Here are 12 common things people don’t understand or don’t know about information technology.
1. There are more bots than humans on the net
In 2012, Cloud service provider Incapsula published a report suggesting that 51 per cent of Internet traffic was generated by non-humans. In 2013, a follow up report updated that figure to 61.5 per cent.
Much of this activity is malicious in that its intent is to hack, spam, steal information and conduct other damaging acts online. Such data shows the importance of IT professionals in protecting and preserving normal Internet functions.
2. Cloud-based storage still exists somewhere
When you store information on the Cloud in any capacity, it’s easy to forget that this data has to exist somewhere. Even though it’s not officially stored on your own laptop, desktop computer or smartphone, it is stored somewhere in the world.
These storage areas are known as server farms and run around the clock to ensure anyone can access their data at any time. Typically held in large warehouses, server farm locations are not usually disclosed to customers.
3. IT isn’t as new as it seems
While new technology has allowed for advancements in IT that are almost impossible to keep up with, IT itself isn’t as new as most people might think.
Computers really began to generate interest in the early 1950s, the first mobile phones sold in the 1980s, and even the mouse has been around since the 1960s.
4. IT specialists are hugely varied
According to a 2013 report from the Australian Computer Society, there was a total of 597,700 workers in the ICT field in the country, which signified an increase of nearly 10 per cent over 2012. These numbers include manufacturers, wholesalers, developers and support persons.
The population of Australia in 2013 – including retirees and children – was 23.13 million. Therefore, the number of workers in ICT made up approximately 2.5 per cent of the entire population.
An IT specialist could know everything there is to know about working with Cloud-based services, and nothing about app development, or vice versa. They could work in security, automation, compliance, architecture SAP, or something else.
As the field is so diverse and all encompassing, it’s rare for an IT professional to be a master of many of these areas at once, although plenty of skills are transferrable.

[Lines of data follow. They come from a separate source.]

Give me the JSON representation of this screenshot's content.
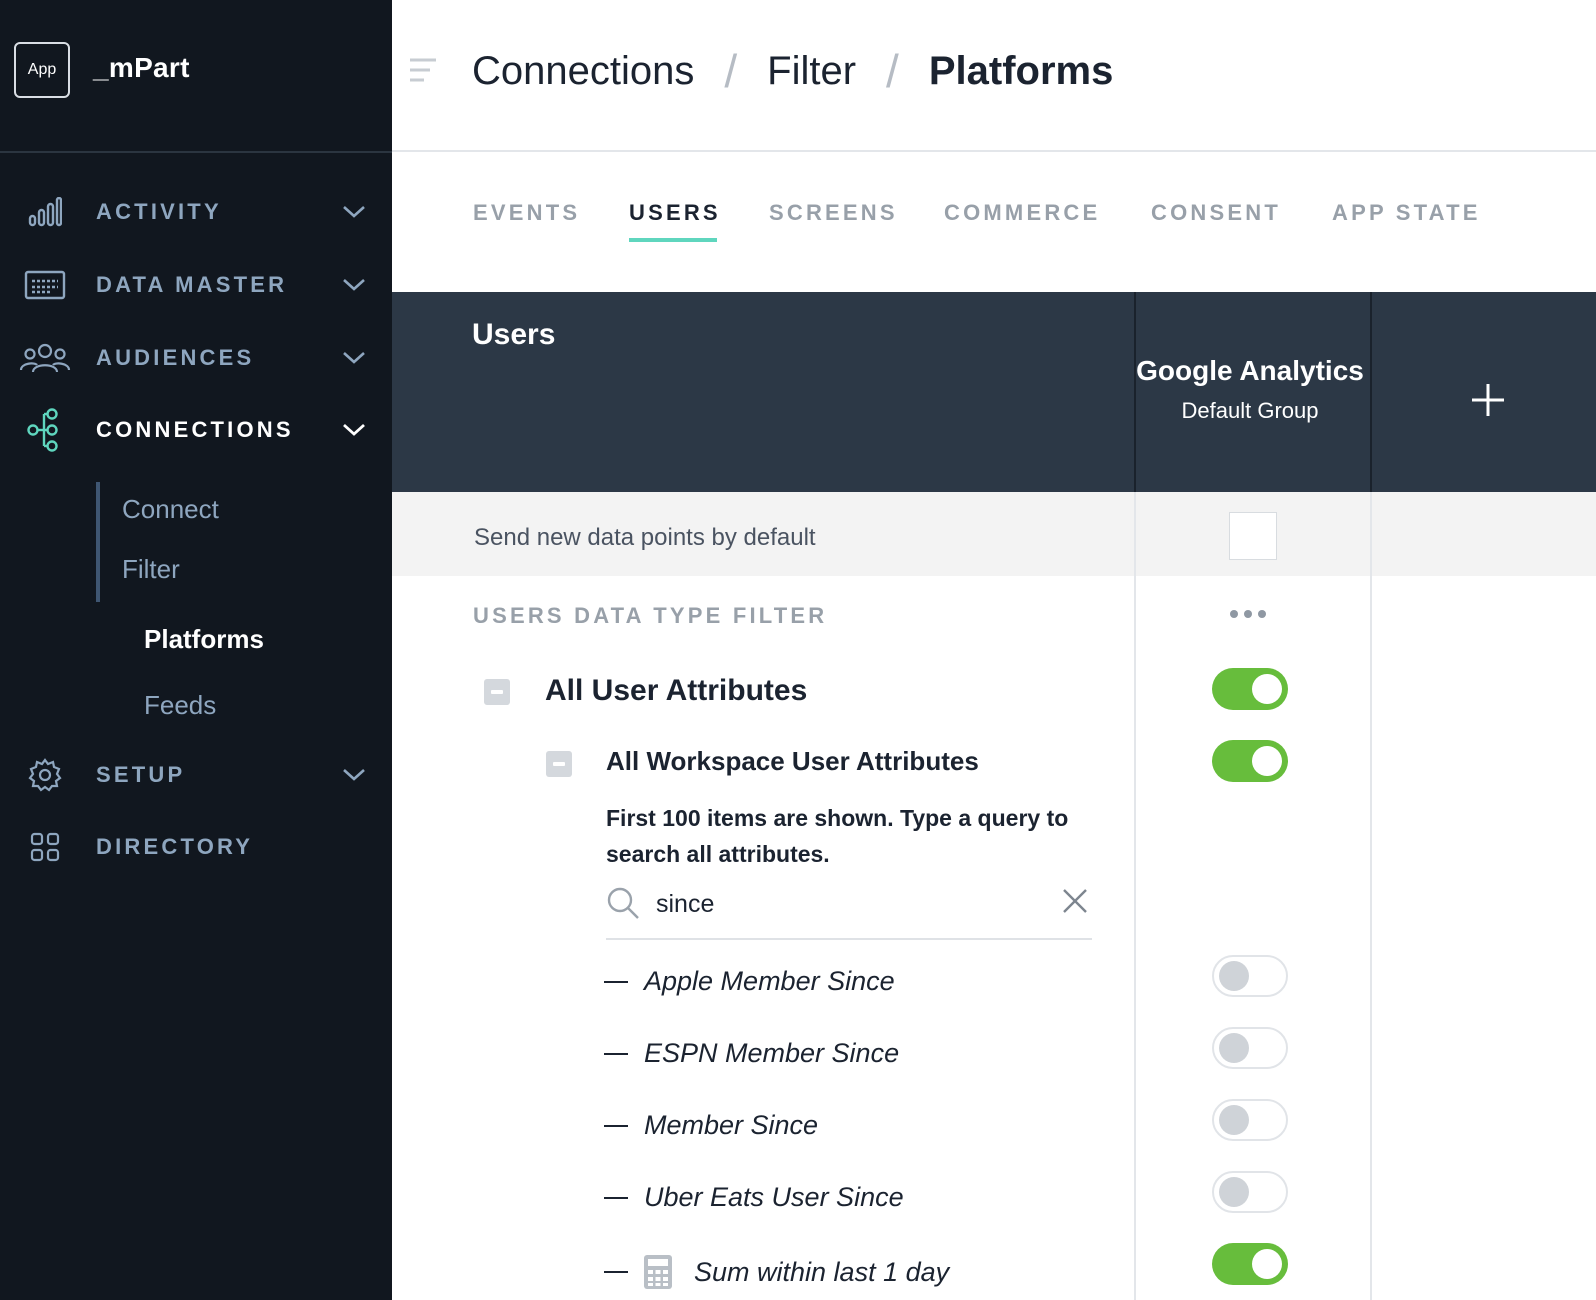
{
  "brand": {
    "app_badge": "App",
    "name": "_mPart"
  },
  "sidebar": {
    "items": [
      {
        "label": "ACTIVITY",
        "icon": "bar-chart-icon"
      },
      {
        "label": "DATA MASTER",
        "icon": "data-master-icon"
      },
      {
        "label": "AUDIENCES",
        "icon": "people-icon"
      },
      {
        "label": "CONNECTIONS",
        "icon": "connections-icon",
        "active": true
      },
      {
        "label": "SETUP",
        "icon": "gear-icon"
      },
      {
        "label": "DIRECTORY",
        "icon": "grid-icon"
      }
    ],
    "connections_sub": [
      "Connect",
      "Filter"
    ],
    "filter_sub": [
      "Platforms",
      "Feeds"
    ]
  },
  "header": {
    "breadcrumb": [
      "Connections",
      "Filter",
      "Platforms"
    ],
    "separator": "/"
  },
  "tabs": [
    "EVENTS",
    "USERS",
    "SCREENS",
    "COMMERCE",
    "CONSENT",
    "APP STATE"
  ],
  "active_tab": "USERS",
  "table": {
    "section_title": "Users",
    "column": {
      "title": "Google Analytics",
      "subtitle": "Default Group"
    },
    "add_column_icon": "plus-icon",
    "default_row_label": "Send new data points by default",
    "default_checked": false,
    "filter_heading": "USERS DATA TYPE FILTER",
    "more_icon": "more-dots-icon"
  },
  "attributes": {
    "all_label": "All User Attributes",
    "all_enabled": true,
    "workspace_label": "All Workspace User Attributes",
    "workspace_enabled": true,
    "note": "First 100 items are shown. Type a query to search all attributes.",
    "search_value": "since",
    "results": [
      {
        "label": "Apple Member Since",
        "enabled": false
      },
      {
        "label": "ESPN Member Since",
        "enabled": false
      },
      {
        "label": "Member Since",
        "enabled": false
      },
      {
        "label": "Uber Eats User Since",
        "enabled": false
      },
      {
        "label": "Sum within last 1 day",
        "enabled": true,
        "icon": "calculator-icon"
      }
    ]
  },
  "colors": {
    "accent": "#5fd6be",
    "toggle_on": "#67bd3c",
    "sidebar_bg": "#11171f",
    "table_header_bg": "#2c3846"
  }
}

5. IT staff are not magicians
Ask any IT personnel, and they will tell you about the multitude of times someone has asked for a frankly impossible solution.
If your computer does not operate a specific system or software, your IT staff can’t suddenly make it work. They know what they are doing and are often natural problem solvers, but just because it seems like they have the magic touch when it comes to technology, there are usually systems and software in place to make it possible.

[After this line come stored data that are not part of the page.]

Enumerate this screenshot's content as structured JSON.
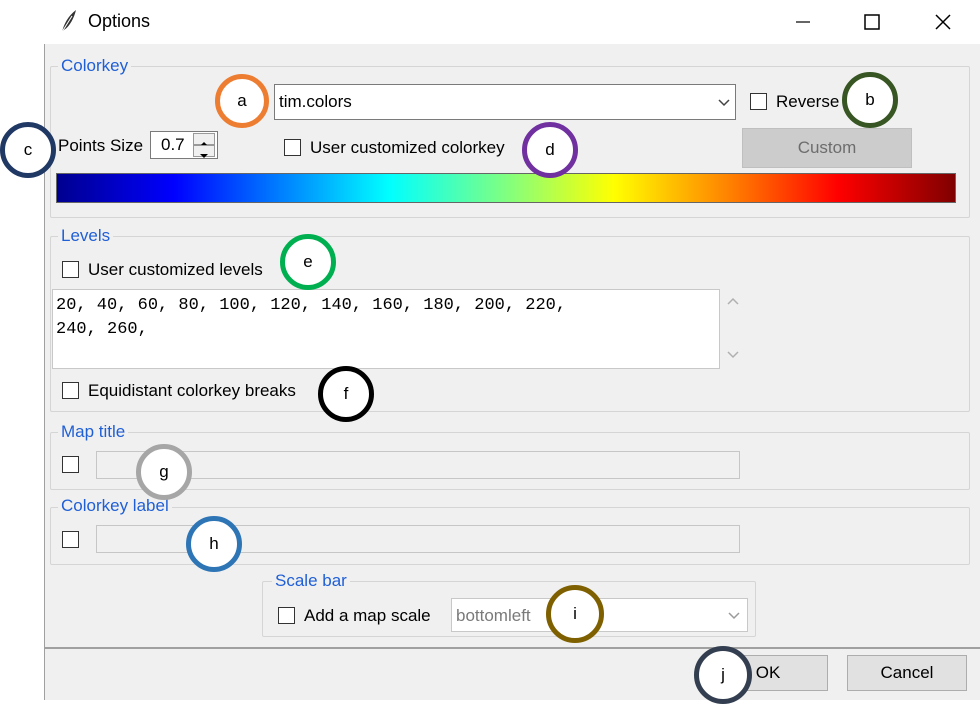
{
  "window": {
    "title": "Options",
    "minimize_icon": "minimize-icon",
    "maximize_icon": "maximize-icon",
    "close_icon": "close-icon"
  },
  "colorkey": {
    "legend": "Colorkey",
    "palette_value": "tim.colors",
    "reverse_label": "Reverse",
    "points_size_label": "Points Size",
    "points_size_value": "0.7",
    "user_custom_label": "User customized colorkey",
    "custom_button": "Custom"
  },
  "levels": {
    "legend": "Levels",
    "user_custom_label": "User customized levels",
    "text": "20, 40, 60, 80, 100, 120, 140, 160, 180, 200, 220,\n240, 260,",
    "equidistant_label": "Equidistant colorkey breaks"
  },
  "map_title": {
    "legend": "Map title",
    "value": ""
  },
  "colorkey_label": {
    "legend": "Colorkey label",
    "value": ""
  },
  "scale_bar": {
    "legend": "Scale bar",
    "add_label": "Add a map scale",
    "position_value": "bottomleft"
  },
  "buttons": {
    "ok": "OK",
    "cancel": "Cancel"
  },
  "markers": [
    {
      "letter": "a",
      "color": "#ed7d31"
    },
    {
      "letter": "b",
      "color": "#375623"
    },
    {
      "letter": "c",
      "color": "#203864"
    },
    {
      "letter": "d",
      "color": "#7030a0"
    },
    {
      "letter": "e",
      "color": "#00b050"
    },
    {
      "letter": "f",
      "color": "#000000"
    },
    {
      "letter": "g",
      "color": "#a6a6a6"
    },
    {
      "letter": "h",
      "color": "#2e75b6"
    },
    {
      "letter": "i",
      "color": "#7f6000"
    },
    {
      "letter": "j",
      "color": "#333f50"
    }
  ]
}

7. IT training should be ongoing
Once you have a great IT professional – or more – on board at your company, keep in mind that you should be on the look out for further training opportunities.

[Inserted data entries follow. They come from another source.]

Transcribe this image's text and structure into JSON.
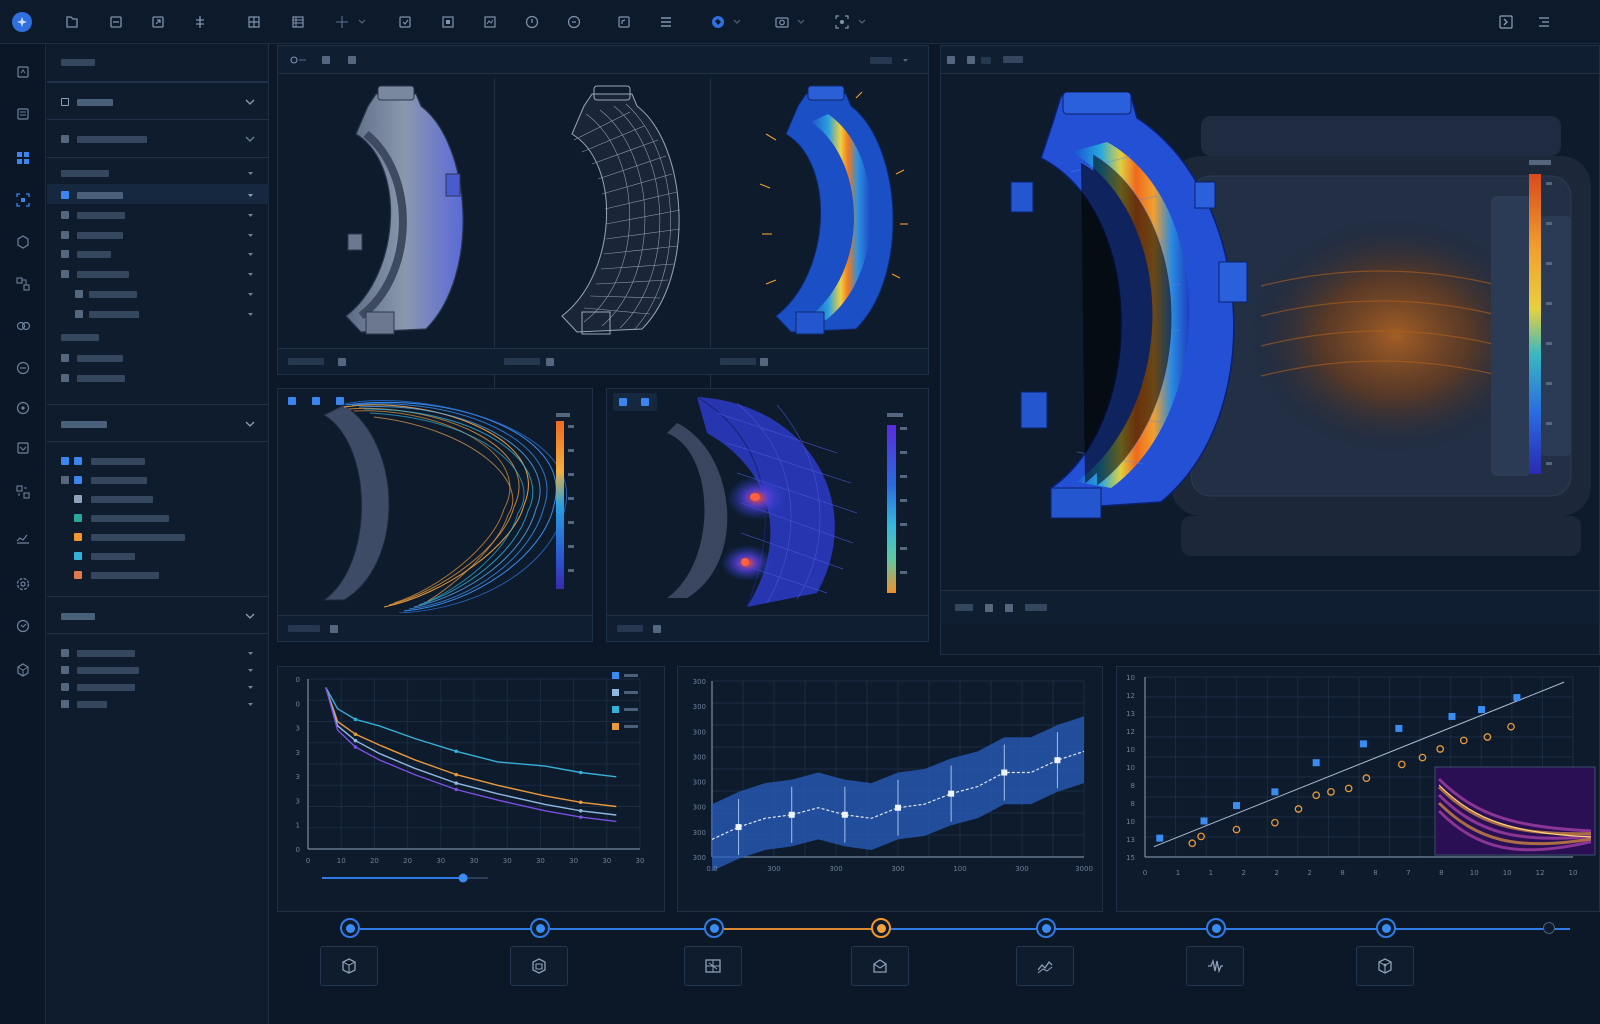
{
  "toolbar": {
    "icons": [
      "app-logo-icon",
      "open-file-icon",
      "save-icon",
      "import-icon",
      "export-icon",
      "mesh-icon",
      "table-icon",
      "transform-icon",
      "load-icon",
      "constraint-icon",
      "view-icon",
      "info-icon",
      "render-icon",
      "report-icon",
      "list-icon",
      "globe-icon",
      "camera-icon",
      "screenshot-icon",
      "terminal-icon",
      "menu-icon"
    ]
  },
  "rail": {
    "icons": [
      "model-icon",
      "layers-icon",
      "dashboard-icon",
      "mesh-select-icon",
      "physics-icon",
      "boundary-icon",
      "solver-icon",
      "results-icon",
      "probe-icon",
      "chart-icon",
      "compare-icon",
      "plot-icon",
      "settings-icon",
      "help-icon",
      "package-icon"
    ],
    "active_index": 2
  },
  "colors": {
    "accent_blue": "#2f7be3",
    "accent_orange": "#f0962e",
    "series_blue": "#3a8cf0",
    "series_light": "#8fb8e0",
    "series_cyan": "#35b0d8",
    "series_orange": "#e89a3c",
    "series_purple": "#7a4fe0",
    "teal": "#2aa79a"
  },
  "chart_data": [
    {
      "type": "line",
      "xlabel": "",
      "ylabel": "",
      "x_ticks": [
        "0",
        "10",
        "20",
        "20",
        "30",
        "30",
        "30",
        "30",
        "30",
        "30",
        "30"
      ],
      "y_ticks": [
        "0",
        "1",
        "3",
        "3",
        "3",
        "3",
        "0",
        "0"
      ],
      "series": [
        {
          "values": [
            [
              3,
              3.8
            ],
            [
              5,
              3.3
            ],
            [
              8,
              3.05
            ],
            [
              12,
              2.9
            ],
            [
              18,
              2.6
            ],
            [
              25,
              2.3
            ],
            [
              32,
              2.05
            ],
            [
              40,
              1.95
            ],
            [
              46,
              1.8
            ],
            [
              52,
              1.7
            ]
          ]
        },
        {
          "values": [
            [
              3,
              3.8
            ],
            [
              5,
              3.0
            ],
            [
              8,
              2.7
            ],
            [
              12,
              2.45
            ],
            [
              18,
              2.1
            ],
            [
              25,
              1.75
            ],
            [
              32,
              1.5
            ],
            [
              40,
              1.25
            ],
            [
              46,
              1.1
            ],
            [
              52,
              1.0
            ]
          ]
        },
        {
          "values": [
            [
              3,
              3.8
            ],
            [
              5,
              2.9
            ],
            [
              8,
              2.55
            ],
            [
              12,
              2.25
            ],
            [
              18,
              1.9
            ],
            [
              25,
              1.55
            ],
            [
              32,
              1.3
            ],
            [
              40,
              1.05
            ],
            [
              46,
              0.9
            ],
            [
              52,
              0.8
            ]
          ]
        },
        {
          "values": [
            [
              3,
              3.8
            ],
            [
              5,
              2.8
            ],
            [
              8,
              2.4
            ],
            [
              12,
              2.1
            ],
            [
              18,
              1.75
            ],
            [
              25,
              1.4
            ],
            [
              32,
              1.15
            ],
            [
              40,
              0.9
            ],
            [
              46,
              0.75
            ],
            [
              52,
              0.65
            ]
          ]
        }
      ],
      "slider_value": 0.85
    },
    {
      "type": "line",
      "xlabel": "",
      "ylabel": "",
      "x_ticks": [
        "0.0",
        "300",
        "300",
        "300",
        "100",
        "300",
        "3000"
      ],
      "y_ticks": [
        "300",
        "300",
        "300",
        "300",
        "300",
        "300",
        "300",
        "300"
      ],
      "series": [
        {
          "values": [
            [
              0,
              0.9
            ],
            [
              1,
              0.83
            ],
            [
              2,
              0.78
            ],
            [
              3,
              0.76
            ],
            [
              4,
              0.72
            ],
            [
              5,
              0.76
            ],
            [
              6,
              0.78
            ],
            [
              7,
              0.72
            ],
            [
              8,
              0.7
            ],
            [
              9,
              0.64
            ],
            [
              10,
              0.6
            ],
            [
              11,
              0.52
            ],
            [
              12,
              0.52
            ],
            [
              13,
              0.45
            ],
            [
              14,
              0.4
            ]
          ]
        }
      ]
    },
    {
      "type": "scatter",
      "xlabel": "",
      "ylabel": "",
      "x_ticks": [
        "0",
        "1",
        "1",
        "2",
        "2",
        "2",
        "8",
        "8",
        "7",
        "8",
        "10",
        "10",
        "12",
        "10"
      ],
      "y_ticks": [
        "10",
        "12",
        "13",
        "12",
        "10",
        "10",
        "8",
        "8",
        "10",
        "13",
        "15"
      ],
      "series": [
        {
          "values": [
            [
              0.5,
              1.1
            ],
            [
              2.0,
              2.1
            ],
            [
              3.1,
              3.0
            ],
            [
              4.4,
              3.8
            ],
            [
              5.8,
              5.5
            ],
            [
              7.4,
              6.6
            ],
            [
              8.6,
              7.5
            ],
            [
              10.4,
              8.2
            ],
            [
              11.4,
              8.6
            ],
            [
              12.6,
              9.3
            ]
          ]
        },
        {
          "values": [
            [
              1.6,
              0.8
            ],
            [
              1.9,
              1.2
            ],
            [
              3.1,
              1.6
            ],
            [
              4.4,
              2.0
            ],
            [
              5.2,
              2.8
            ],
            [
              5.8,
              3.6
            ],
            [
              6.3,
              3.8
            ],
            [
              6.9,
              4.0
            ],
            [
              7.5,
              4.6
            ],
            [
              8.7,
              5.4
            ],
            [
              9.4,
              5.8
            ],
            [
              10.0,
              6.3
            ],
            [
              10.8,
              6.8
            ],
            [
              11.6,
              7.0
            ],
            [
              12.4,
              7.6
            ]
          ]
        }
      ],
      "fit": [
        [
          0.3,
          0.6
        ],
        [
          14.2,
          10.2
        ]
      ]
    }
  ],
  "timeline": {
    "nodes": 8,
    "orange_index": 3,
    "tools": [
      "cube-icon",
      "structure-icon",
      "mesh-grid-icon",
      "mail-box-icon",
      "trend-icon",
      "waveform-icon",
      "box-3d-icon"
    ]
  }
}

When managers assume their IT staff will be able to tackle new technology as it comes through without additional training, it’s an assumption that can cost the company time and money. As the industry moves forward so quickly, IT staff need to continue their training.
8. IT services are often priced on value, not cost
Work completed by IT professionals is not always easy to calculate in terms of financial return, which is why some people think IT investment too costly for their company.
In reality, an IT worker tends to have the ability to reduce other costs around the department, and to contribute to new forms of revenue streams that help boost income.